Thursday, September 28, 2023

Ṭarba

 


6 Septembre 1926. 


Ṭarba طربا est complètement évacué; les villageois ont assassiné, en mai dernier, deux aviateurs ayant atterri non loin des maisons par suite du mauvais fonctionnement de leur appareil. Dès que le fait fut connu à Soueida, avis était envoyé au chef du village d'avoir à remettre les assassins sous peine de sanctions sévères contre le village; il ne fut jamais répondu à cette injonction. 

Aujourd'hui les débris de l'appareil gisent à deux cents mètres des maisons et nous nous trouvons en face d'un village abandonné; des recherches sont faites pour retrouver les corps des malheureux aviateurs. Nous avons dans la colonne le cheikh Ḥamza Darwīš, celui-là même qui s'est soumis à al-Huwayya الهويّا dans les circonstances relatées précédemment. Au courant de la tragédie qui s'est déroulée à Ṭarba, Ḥamza se rend au village de Ronach (?!) , à cinq kilomètres d'ici, pour se renseigner sur le lieu de sépulture de nos infortunés compatriotes. Il en revient avec un berger qui nous conduit à un arbre - le seul existant dans la région - au pied duquel est un tombeau recouvert de dalles de pierre. 

Ces dernières enlevées, on aperçoit à l'intérieur les deux corps momifiés, mais très reconnaissables, des sous-officiers aviateurs. On a confectionné des cercueils de fortune, avant d'exhumer les corps pour les transporter à Soueida, où les aviateurs seront inhumés au cimetière militaire, à côté de ceux qui y dorment déjà.       

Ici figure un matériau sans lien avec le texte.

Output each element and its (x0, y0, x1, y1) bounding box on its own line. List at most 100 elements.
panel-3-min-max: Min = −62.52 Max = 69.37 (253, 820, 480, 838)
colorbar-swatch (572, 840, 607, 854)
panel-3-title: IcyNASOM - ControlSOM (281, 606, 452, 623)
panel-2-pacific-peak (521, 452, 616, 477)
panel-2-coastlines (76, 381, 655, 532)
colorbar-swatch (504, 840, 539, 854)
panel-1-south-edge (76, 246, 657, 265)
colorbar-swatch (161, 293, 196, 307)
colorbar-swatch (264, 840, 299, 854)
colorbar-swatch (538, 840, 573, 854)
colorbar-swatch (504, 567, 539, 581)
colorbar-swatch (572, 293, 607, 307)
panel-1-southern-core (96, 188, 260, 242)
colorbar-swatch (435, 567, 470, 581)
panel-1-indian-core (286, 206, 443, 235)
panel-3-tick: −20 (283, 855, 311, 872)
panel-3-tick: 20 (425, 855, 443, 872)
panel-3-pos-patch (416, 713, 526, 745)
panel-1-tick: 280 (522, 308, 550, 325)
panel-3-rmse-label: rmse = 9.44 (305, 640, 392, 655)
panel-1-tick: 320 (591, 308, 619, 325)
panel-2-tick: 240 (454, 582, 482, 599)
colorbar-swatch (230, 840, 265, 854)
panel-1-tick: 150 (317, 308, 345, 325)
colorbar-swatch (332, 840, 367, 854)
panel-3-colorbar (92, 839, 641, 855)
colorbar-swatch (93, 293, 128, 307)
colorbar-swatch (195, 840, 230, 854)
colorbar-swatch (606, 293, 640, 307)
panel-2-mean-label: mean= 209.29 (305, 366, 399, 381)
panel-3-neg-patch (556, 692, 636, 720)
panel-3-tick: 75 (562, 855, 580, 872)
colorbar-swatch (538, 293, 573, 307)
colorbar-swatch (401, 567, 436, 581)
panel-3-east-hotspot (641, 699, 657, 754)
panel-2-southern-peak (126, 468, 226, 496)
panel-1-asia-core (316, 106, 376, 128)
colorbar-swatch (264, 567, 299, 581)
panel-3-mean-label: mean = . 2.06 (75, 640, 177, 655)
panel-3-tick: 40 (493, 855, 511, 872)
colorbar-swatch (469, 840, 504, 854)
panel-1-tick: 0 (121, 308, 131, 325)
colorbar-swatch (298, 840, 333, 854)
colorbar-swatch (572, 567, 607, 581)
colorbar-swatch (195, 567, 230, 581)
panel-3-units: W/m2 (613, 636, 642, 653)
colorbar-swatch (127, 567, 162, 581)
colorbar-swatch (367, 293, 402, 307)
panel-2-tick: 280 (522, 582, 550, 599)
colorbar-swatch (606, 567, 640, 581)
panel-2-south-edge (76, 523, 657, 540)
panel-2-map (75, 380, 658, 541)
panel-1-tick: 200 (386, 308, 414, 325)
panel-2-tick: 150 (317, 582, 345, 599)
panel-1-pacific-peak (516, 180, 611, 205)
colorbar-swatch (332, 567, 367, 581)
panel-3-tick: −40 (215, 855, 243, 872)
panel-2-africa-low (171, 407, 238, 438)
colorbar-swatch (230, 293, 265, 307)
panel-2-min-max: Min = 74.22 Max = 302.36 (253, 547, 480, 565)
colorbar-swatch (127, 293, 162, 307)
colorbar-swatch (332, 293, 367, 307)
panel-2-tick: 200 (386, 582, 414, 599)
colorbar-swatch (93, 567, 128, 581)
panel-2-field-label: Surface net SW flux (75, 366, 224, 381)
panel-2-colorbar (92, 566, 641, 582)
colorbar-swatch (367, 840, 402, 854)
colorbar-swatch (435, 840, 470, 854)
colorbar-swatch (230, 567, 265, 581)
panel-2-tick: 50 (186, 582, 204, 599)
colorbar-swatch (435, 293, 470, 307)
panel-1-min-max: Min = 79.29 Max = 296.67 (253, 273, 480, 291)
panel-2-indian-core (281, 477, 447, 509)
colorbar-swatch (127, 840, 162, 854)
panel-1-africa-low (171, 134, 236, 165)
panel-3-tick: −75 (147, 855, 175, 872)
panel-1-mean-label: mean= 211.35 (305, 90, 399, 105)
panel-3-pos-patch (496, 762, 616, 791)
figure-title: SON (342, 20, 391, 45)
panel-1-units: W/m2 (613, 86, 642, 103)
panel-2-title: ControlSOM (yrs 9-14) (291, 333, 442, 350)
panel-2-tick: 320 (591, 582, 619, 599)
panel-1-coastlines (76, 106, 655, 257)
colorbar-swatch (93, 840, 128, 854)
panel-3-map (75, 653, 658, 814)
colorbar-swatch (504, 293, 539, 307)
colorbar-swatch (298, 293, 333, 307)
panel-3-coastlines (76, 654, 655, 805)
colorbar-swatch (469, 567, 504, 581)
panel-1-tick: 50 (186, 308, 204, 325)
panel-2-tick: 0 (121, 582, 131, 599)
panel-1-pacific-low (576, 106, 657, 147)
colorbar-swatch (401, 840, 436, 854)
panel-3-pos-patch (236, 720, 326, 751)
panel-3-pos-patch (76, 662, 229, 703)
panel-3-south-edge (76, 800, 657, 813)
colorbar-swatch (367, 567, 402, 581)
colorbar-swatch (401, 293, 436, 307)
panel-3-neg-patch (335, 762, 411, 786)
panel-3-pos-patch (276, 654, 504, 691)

Les coupables ont lâchement abandonné leur village à l'approche de la colonne; on ne les retrouvera peut-être jamais, mais le crime ne peut rester impuni. Nous avons, on s'en souvient, respecté les bien du jeune cheikh d'Imtān امتان, ʿAli bey, en reconnaissance de la protection qu'il avait donnée à deux aviateurs ayant atterri à côté de son village, comme l'ont fait, ici, les deux infortunés dont nous venons de retrouver les corps. Mais nous ne saurions partir de Ṭarba sans avoir témoigné notre réprobation pour la lâcheté et la cruauté dont se sont rendus coupables ses habitants. En conséquence, les maisons des cheikhs sont détruites et un écriteau, flétrissant la sauvagerie des maîtres du lieu, est placé en bonne vue, pour que les passants puissent le lire et le méditer.












Édouard Andréa. La Révolte druze et l'insurrection de Damas, 1925-1926. Payot, Paris 106 Boulevard St. Germain, 1937.